McDonald’s is known among consumers and industrywide as much for its philanthropic deeds as for its golden arches. So it is fitting that the century’s best-known quick-service success story is ushering in the new millennium with a series of initiatives focusing on children and communities.

McDonald’s officially launched its global millennium celebration in September in Budapest, Hungary, at the opening of the two-hundreth Ronald McDonald House. The burger chain planned to have 208 Ronald McDonald Houses in nineteen countries by the end of 1999.

McDonald’s has joined forces with another perennial family brand, Walt Disney Company, and the United Nations Educational, Scientific, and Cultural Organization, or UNESCO, to honor the civic contributions of young people through their global children’s recognition program. “Millennium Dreamers” will bring together two thousand kids ages eight to fifteen for an international children’s summit in May of 2000 at Walt Disney World Resort in Orlando, Florida. “We are undertaking the broadest worldwide search ever in order to recognize the remarkable contributions that young people make every day in their communities,” says Larry Zwain, senior vice president of U.S. marketing at McDonald’s USA. “Our goal is to honor young people on the occasion of the new millennium and salute them as the leaders of tomorrow.”

After all, says Zwain, who is out to please kids and families every day more than McDonald’s? “That’s part,” he says, “of our mission in life.” The program is looking for kids who have gone beyond a one-day event to make a long-term commitment to their communities. One example, Zwain says, is a little girl who recommended bullet-proof vests for the police in her community—a policy that was successfully adopted. Another young boy organized help for the homeless in his community. The nominations will be judged by a panel of community leaders, educators, and members of national and international children’s organizations such as the National Urban League, Junior Achievement, YWCA, and National Latino Children’s Institute.

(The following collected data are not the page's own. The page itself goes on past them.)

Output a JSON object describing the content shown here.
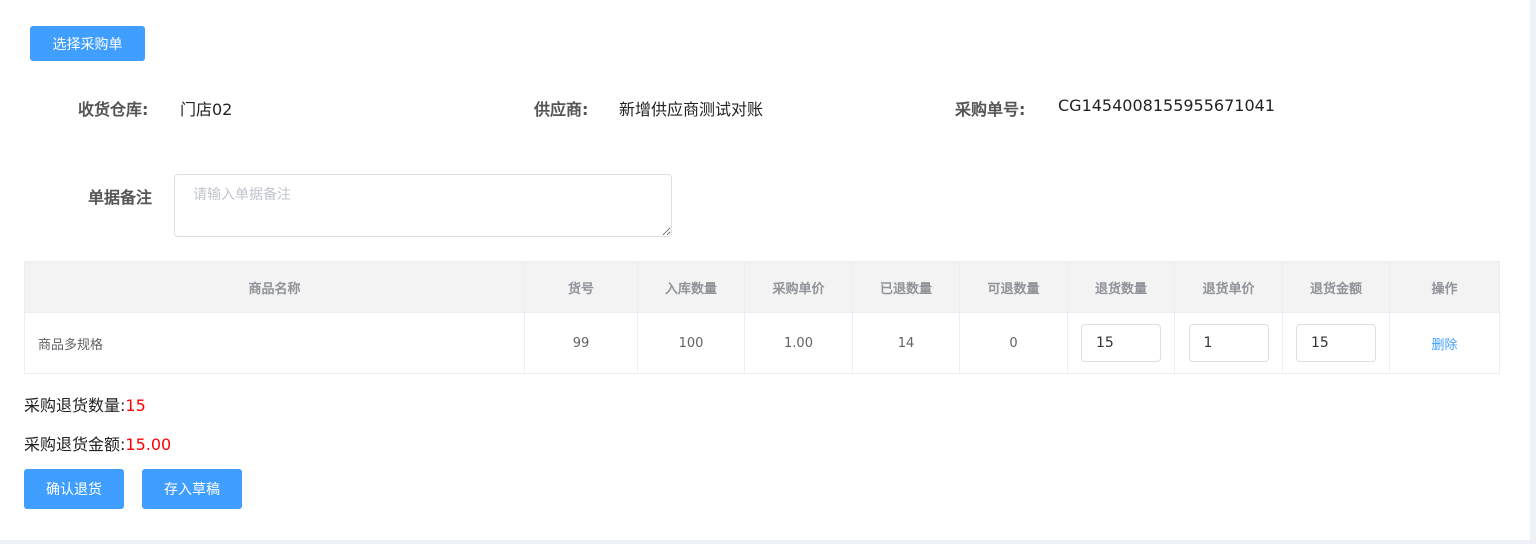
{
  "toolbar": {
    "select_order_label": "选择采购单"
  },
  "info": {
    "warehouse_label": "收货仓库:",
    "warehouse_value": "门店02",
    "supplier_label": "供应商:",
    "supplier_value": "新增供应商测试对账",
    "order_no_label": "采购单号:",
    "order_no_value": "CG1454008155955671041"
  },
  "remark": {
    "label": "单据备注",
    "placeholder": "请输入单据备注",
    "value": ""
  },
  "table": {
    "headers": [
      "商品名称",
      "货号",
      "入库数量",
      "采购单价",
      "已退数量",
      "可退数量",
      "退货数量",
      "退货单价",
      "退货金额",
      "操作"
    ],
    "rows": [
      {
        "name": "商品多规格",
        "sku": "99",
        "in_qty": "100",
        "unit_price": "1.00",
        "returned_qty": "14",
        "returnable_qty": "0",
        "return_qty": "15",
        "return_price": "1",
        "return_amount": "15",
        "action": "删除"
      }
    ]
  },
  "summary": {
    "qty_label": "采购退货数量:",
    "qty_value": "15",
    "amount_label": "采购退货金额:",
    "amount_value": "15.00"
  },
  "actions": {
    "confirm_label": "确认退货",
    "draft_label": "存入草稿"
  },
  "colors": {
    "primary": "#409eff",
    "highlight": "#ff0000",
    "header_bg": "#f3f3f3"
  }
}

On October first, McDonald’s restaurants nationwide kicked off their millennium celebration with promotional events tied to Walt Disney World Resort’s year-long celebration marking the turn of the century. “McDonald’s and Disney have an enormous alliance,” Zwain says, “and we are very proud of that.”

The ten-year partnership is already three years old. “We expect [the alliance] to go even further than that,” Zwain says.

Through October 28, customers were given the chance to win one of five hundred family vacations for four to the Walt Disney World Resort Millennium Celebration. Each week in October, customers could buy one of four commemorative Walt Disney World millennium collector McDonald’s glasses with a menu purchase.

On October fourth, more than twelve thousand restaurants in the United States celebrated “McHappy Day” by do-nating $1 from each Big Mac Extra Value Meall purchased to Ronald McDonald House Charities, which makes grants to not-for-profit organizations and provides support to Ronald McDonald Houses worldwide.

Seventy-five percent of the monies raised will stay in local communities, while 25 percent will go to RMHC’s global grantmaking programs. Similar activities will be pursued around the world throughout the year 2000. “The goal,” says Zwain, “is to raise hundreds of millions of dollars in charitable contributions for opportunities for kids, mostly in the areas of medical research and medical treatment.”

McHappy Day coincides with the chain’s founder’s week, during which employees contribute working hours to charitable resources in their respective communities. Zwain estimates that employees donated twenty-five thousand hours of work during the weeklong event. “Corporate sponsorship and community [service] have been part of our philosophy from the day McDonald’s was founded,” says Zwain. “Ray and Mac Kroc gave huge amounts to local communities. And nothing could speak higher than Ronald McDonald House Charities. To us it’s all about giving something back to communities in which we work.”